= Orville Vogel =

American biologist and wheat breeder

Orville Vogel (1907–1991) was an American scientist and wheat breeder whose research enabled the "Green Revolution" in world food production.

==Life and career==
Orville Alvin Vogel, one of William and Emelia Vogel's four children, was born in Pilger, Stanton County, Nebraska. He graduated from high school in 1925 and from the University of Nebraska with bachelor's and master's degrees in 1929 and 1931, respectively. He married Bertha Berkman in 1931 and began his career as a wheat breeder at Washington State College (now University) in Pullman in 1931. Vogel worked for the U.S. Department of Agriculture's Agriculture Research Service at Washington State University for his whole career, from 1931 to 1972. In retirement, Vogel established a fund to help finance wheat research. He and his wife, Bertha, matched donations to help launch the fund. Vogel died of cancer in 1991.
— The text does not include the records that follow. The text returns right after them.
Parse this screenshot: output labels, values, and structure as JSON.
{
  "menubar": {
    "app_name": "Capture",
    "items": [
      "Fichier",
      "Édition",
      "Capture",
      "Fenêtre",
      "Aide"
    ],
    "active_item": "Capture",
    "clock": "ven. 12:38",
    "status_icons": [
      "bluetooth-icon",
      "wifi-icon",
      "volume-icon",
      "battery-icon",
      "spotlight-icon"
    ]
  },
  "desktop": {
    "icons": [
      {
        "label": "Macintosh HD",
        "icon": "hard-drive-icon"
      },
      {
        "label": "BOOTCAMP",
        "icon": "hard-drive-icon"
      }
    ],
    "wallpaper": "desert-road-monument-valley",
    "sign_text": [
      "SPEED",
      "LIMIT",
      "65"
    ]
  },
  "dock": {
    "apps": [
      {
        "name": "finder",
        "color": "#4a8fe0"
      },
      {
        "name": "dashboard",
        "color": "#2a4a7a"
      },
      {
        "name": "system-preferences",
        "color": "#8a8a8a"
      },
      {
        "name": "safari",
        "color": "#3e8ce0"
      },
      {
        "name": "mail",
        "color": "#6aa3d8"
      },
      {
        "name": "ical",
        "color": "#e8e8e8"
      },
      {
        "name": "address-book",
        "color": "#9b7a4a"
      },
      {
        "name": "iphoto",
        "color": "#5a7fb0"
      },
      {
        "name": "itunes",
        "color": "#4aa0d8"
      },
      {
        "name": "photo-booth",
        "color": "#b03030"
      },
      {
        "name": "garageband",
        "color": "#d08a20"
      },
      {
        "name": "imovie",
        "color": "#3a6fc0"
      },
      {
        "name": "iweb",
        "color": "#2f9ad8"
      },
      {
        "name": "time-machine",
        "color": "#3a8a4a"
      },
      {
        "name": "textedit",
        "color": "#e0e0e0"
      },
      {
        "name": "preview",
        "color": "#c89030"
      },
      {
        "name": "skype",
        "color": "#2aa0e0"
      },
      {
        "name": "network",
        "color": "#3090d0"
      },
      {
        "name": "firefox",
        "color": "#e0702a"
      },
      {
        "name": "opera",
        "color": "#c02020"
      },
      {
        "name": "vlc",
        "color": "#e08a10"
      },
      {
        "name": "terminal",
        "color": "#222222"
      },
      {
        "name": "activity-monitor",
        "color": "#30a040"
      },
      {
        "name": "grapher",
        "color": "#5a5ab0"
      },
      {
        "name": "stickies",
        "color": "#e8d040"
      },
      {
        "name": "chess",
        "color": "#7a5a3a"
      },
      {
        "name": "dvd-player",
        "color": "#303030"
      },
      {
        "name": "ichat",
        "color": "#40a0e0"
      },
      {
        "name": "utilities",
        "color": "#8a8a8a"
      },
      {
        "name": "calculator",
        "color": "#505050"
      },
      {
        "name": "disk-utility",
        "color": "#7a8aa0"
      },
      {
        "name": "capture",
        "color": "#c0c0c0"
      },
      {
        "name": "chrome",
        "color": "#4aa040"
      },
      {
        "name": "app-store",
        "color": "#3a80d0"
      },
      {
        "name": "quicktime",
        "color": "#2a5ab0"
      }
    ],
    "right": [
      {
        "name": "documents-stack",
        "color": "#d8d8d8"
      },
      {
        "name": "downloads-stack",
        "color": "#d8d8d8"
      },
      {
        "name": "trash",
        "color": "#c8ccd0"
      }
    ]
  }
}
==Role in the Green Revolution==
Cecil Salmon, a biologist working in post-World War II Japan, collected 16 varieties of wheat, including Norin 10, which was developed by an agronomist Gonjiro Inazuka in Iwate Prefecture to be very short, thus less likely to suffer wind damage. Salmon sent them to Vogel in Washington in 1949. Vogel began crossing Norin 10 with other wheats to make new short-strawed varieties. Vogel led the team that developed Gaines, the first of several new varieties that produced 25 percent higher yields than the varieties they replaced. Vogel shared his seeds of Norin 10 and Norin 10/Brevor 14 cross with Norman Borlaug, who later received the 1970 Nobel Peace Prize for his role in the “green revolution.” Borlaug publicly acknowledged Vogel's contributions to his research.

==Honors and awards==
Among many honors, Dr. Vogel received the 1975 National Medal of Science, Washington State's first Medal of Merit in 1987 and the 1990 John Scott Award given by the City of Philadelphia for useful inventions. He was inducted into the Agricultural Research Service's Science Hall of Fame in 1987. Washington State University honored Vogel by naming a chair and a building after him: the Orville A. Vogel Endowed Chair in Wheat Breeding and Genetics, that is currently co-occupied by winter wheat breeder Arron Carter and spring wheat breeder Michael Pumphrey, and the Orville A. Vogel Plant BioSciences Building.